Preclincial syndromes that indicate high risk of developing dementia may be important to recognise. Use of cholinesterase inhibitors such as donepezil, rivastigmine or galantamine in those with subclinical dementia may lead to better treatment success than is currently the case when treating established disease. Although recently approved by the National Institute for Clinical Excellence in the United Kingdom, cholinesterase inhibitors result in only marginal improvements in established mild to moderate Alzheimer's disease. For example, you would need to treat 17 people with rivastigmine rather than placebo for one additional patient to have a 4 point improvement on the 70 point ADAS cognitive assessment scale after 26 weeks.5
Other benefits may also result from early diagnosis: the ability to plan for your illness (for example, writing a will, advance directive, and an enduring power of attorney while capacity exists), taking the trip of a lifetime, talking to estranged relatives and friends, and fulfilling other longstanding ambitions. Early diagnosis may also help to remove the atmosphere of secrecy and stigma the label still confers.

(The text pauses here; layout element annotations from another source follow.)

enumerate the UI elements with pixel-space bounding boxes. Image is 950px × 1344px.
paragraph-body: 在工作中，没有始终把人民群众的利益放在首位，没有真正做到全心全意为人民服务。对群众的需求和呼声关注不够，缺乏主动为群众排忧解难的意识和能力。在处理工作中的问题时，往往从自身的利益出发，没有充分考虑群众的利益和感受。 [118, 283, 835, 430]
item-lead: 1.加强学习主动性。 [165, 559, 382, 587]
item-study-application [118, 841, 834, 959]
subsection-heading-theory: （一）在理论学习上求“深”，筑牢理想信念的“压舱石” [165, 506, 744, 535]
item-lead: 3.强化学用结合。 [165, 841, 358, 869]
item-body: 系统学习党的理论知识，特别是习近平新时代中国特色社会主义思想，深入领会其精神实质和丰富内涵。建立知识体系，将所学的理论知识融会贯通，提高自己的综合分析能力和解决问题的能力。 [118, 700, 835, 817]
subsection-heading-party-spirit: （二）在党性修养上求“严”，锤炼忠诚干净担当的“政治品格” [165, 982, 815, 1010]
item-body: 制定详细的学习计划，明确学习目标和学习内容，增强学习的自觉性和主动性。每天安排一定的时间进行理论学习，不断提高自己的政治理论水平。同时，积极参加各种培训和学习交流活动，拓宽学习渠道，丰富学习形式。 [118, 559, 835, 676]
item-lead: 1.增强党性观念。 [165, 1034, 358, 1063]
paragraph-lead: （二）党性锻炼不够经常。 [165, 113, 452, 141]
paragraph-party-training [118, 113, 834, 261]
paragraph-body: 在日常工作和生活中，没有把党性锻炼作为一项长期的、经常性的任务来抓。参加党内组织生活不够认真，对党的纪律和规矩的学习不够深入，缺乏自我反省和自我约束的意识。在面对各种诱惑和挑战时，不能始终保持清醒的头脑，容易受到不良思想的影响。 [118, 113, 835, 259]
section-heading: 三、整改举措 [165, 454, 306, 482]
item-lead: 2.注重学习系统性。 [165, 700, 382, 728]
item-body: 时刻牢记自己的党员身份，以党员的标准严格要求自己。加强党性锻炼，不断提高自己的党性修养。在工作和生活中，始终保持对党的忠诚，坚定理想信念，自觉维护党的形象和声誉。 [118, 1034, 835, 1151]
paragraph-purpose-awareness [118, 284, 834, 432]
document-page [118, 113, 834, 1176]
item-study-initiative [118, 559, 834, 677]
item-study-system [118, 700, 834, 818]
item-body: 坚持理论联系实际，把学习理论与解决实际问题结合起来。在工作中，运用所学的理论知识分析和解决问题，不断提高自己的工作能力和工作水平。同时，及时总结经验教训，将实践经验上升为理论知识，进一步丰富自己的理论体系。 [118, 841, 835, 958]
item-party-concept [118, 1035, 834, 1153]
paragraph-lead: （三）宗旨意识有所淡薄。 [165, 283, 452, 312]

Waite et al 4 identify a problem with the current role of preclinical syndromes in predicting dementia; the relatively low positive predictive value. The current answer to the question “if I have a preclinical syndrome what are the chances of me developing dementia in the next 3 years?” is “around 20%”. This leads to an ethical conundrum; whether or not to screen people for preclinical syndromes, as doing so should mean having to inform them of the result despite the high false positive rate. It is essential to minimise false positives when diagnosing dementia because of the significance of the diagnosis and, as Waite et al 3suggest, screening currently remains a research tool.
The need to identify accurately people with early or preclinical dementia has never been more acute. The most important approaches to achieve this include changing illness behaviour by increasing awareness and reducing the stigma of dementia among the public, promoting early recognition and referral by general practitioners and building “risk profiles” that are predictive of dementia.